L’ecocidio è un crimine contro il Pianeta e, di conseguenza, contro esseri umani, piante e animali che lo abitano. Fino ad oggi, però, è sempre mancata una definizione legale di ecocidio, indispensabile per far sì che esso venga perseguito dalla Corte penale internazionale. A colmare questo vuoto ha provveduto una squadra di giuristi.
«Ai fini del presente Statuto, per ‘ecocidio’ si intendono gli atti illeciti o sconsiderati commessi con la consapevolezza che esiste una sostanziale probabilità di causare danni gravi, diffusi o di lunga durata all’ambiente, causati da tali atti».

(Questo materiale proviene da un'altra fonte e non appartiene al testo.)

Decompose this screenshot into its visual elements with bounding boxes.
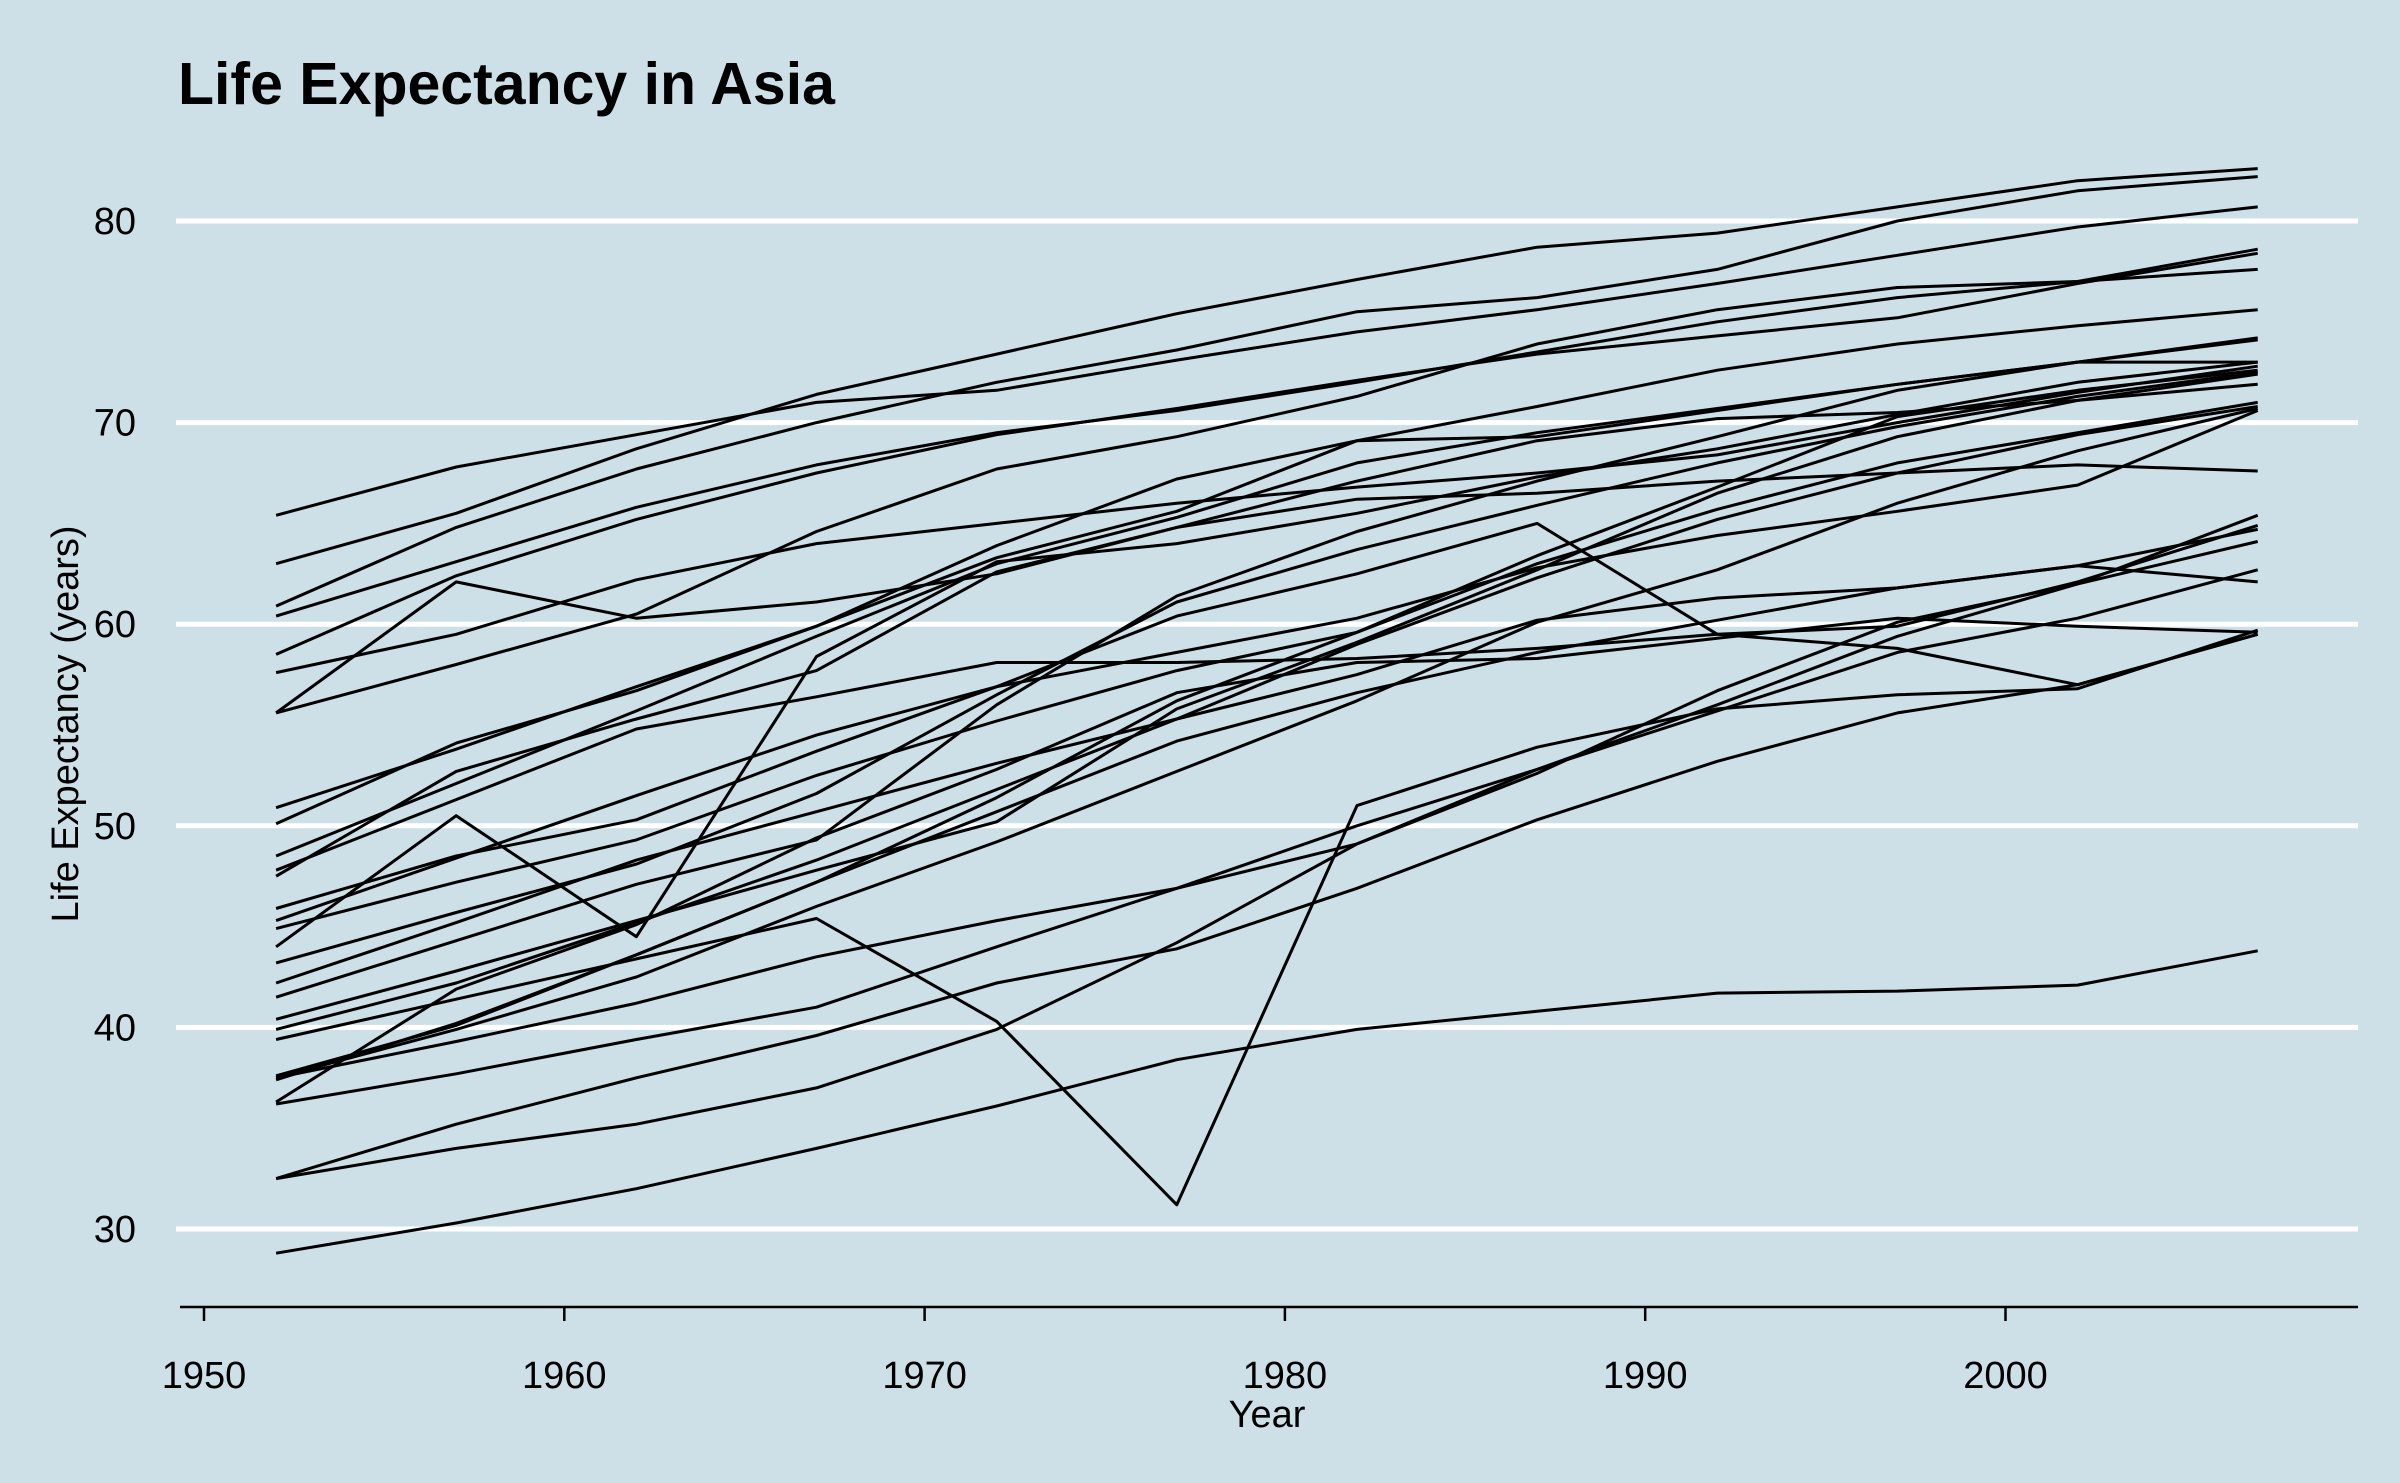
y-tick-label-50: 50: [94, 806, 136, 848]
series-line-23: [275, 523, 2259, 872]
series-line-27: [275, 409, 2259, 910]
x-axis-tick-labels: 1950 1960 1970 1980 1990 2000: [162, 1355, 2048, 1397]
x-tick-label-1990: 1990: [1603, 1355, 1688, 1397]
y-tick-label-40: 40: [94, 1007, 136, 1049]
series-line-15: [275, 382, 2258, 878]
y-axis-title: Life Expectancy (years): [45, 525, 87, 922]
series-line-16: [275, 267, 2258, 715]
x-axis: [180, 1305, 2358, 1321]
series-line-28: [275, 372, 2258, 1021]
series-line-1: [275, 949, 2258, 1255]
series-line-12: [275, 167, 2258, 566]
series-line-13: [275, 370, 2258, 965]
series-line-3: [275, 540, 2259, 1080]
series-line-17: [275, 463, 2258, 715]
y-tick-label-80: 80: [94, 201, 136, 243]
series-line-31: [275, 360, 2258, 999]
series-line-19: [275, 564, 2258, 985]
series-line-32: [275, 632, 2259, 1181]
series-line-25: [275, 513, 2259, 1181]
y-axis-tick-labels: 30 40 50 60 70 80: [94, 201, 136, 1251]
y-tick-label-70: 70: [94, 403, 136, 445]
gridlines: [176, 218, 2358, 1232]
series-line-30: [275, 247, 2258, 618]
series-line-22: [275, 368, 2258, 1078]
series-line-6: [275, 175, 2258, 608]
chart-title: Life Expectancy in Asia: [178, 51, 836, 117]
series-line-9: [275, 400, 2258, 931]
y-tick-label-30: 30: [94, 1209, 136, 1251]
x-axis-title: Year: [1229, 1394, 1306, 1436]
y-tick-label-60: 60: [94, 604, 136, 646]
x-tick-label-1950: 1950: [162, 1355, 247, 1397]
series-lines: [275, 167, 2259, 1255]
series-line-26: [275, 364, 2258, 675]
series-line-2: [275, 308, 2258, 810]
series-line-11: [275, 205, 2258, 517]
series-line-29: [275, 251, 2258, 656]
series-line-8: [275, 407, 2259, 1080]
x-tick-label-1970: 1970: [882, 1355, 967, 1397]
x-tick-label-1960: 1960: [522, 1355, 607, 1397]
series-line-24: [275, 405, 2258, 1031]
x-tick-label-1980: 1980: [1243, 1355, 1328, 1397]
series-line-21: [275, 568, 2259, 1106]
series-line-10: [275, 521, 2259, 923]
x-tick-label-2000: 2000: [1963, 1355, 2048, 1397]
series-line-18: [275, 336, 2258, 858]
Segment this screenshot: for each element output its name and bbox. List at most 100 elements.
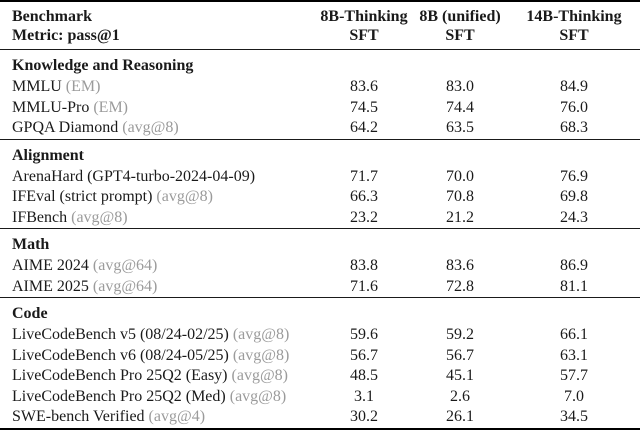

Questa è la definizione legale di ecocidio che gli esperti, riuniti nella coalizione “Stop ecocide”, chiedono di inserire nello Statuto di Roma, cioè il trattato che definisce i principi, la giurisdizione, la composizione e le funzioni della Corte penale internazionale.
Il gruppo, presieduto dall’avvocato Philippe Sands QC (Regno Unito) e dalla giurista delle Nazioni Unite ed ex procuratrice Dior Fall Sow (Senegal), è stato convocato alla fine del 2020 in un momento fortemente simbolico, 75 anni dopo che i termini “genocidio” e “crimini contro l’umanità” furono usati per la prima volta a Norimberga. L’inclusione dell’ecocidio nello Statuto di Roma aggiungerebbe un nuovo reato al diritto penale internazionale, il primo a essere adottato dopo il 1945.
Il gruppo di esperti raccomanda un nuovo paragrafo nel preambolo dello Statuto per introdurre i danni ambientali e il loro legame con i sistemi naturali e umani. E propone l’aggiunta dell’articolo 8 ter, cuore della definizione di ecocidio. La struttura della definizione proposta è simile all’articolo 7 “Reati contro l’umanità“: il primo paragrafo definisce il crimine elencando i punti salienti, il secondo paragrafo spiega in che modo interpretare i termini usati.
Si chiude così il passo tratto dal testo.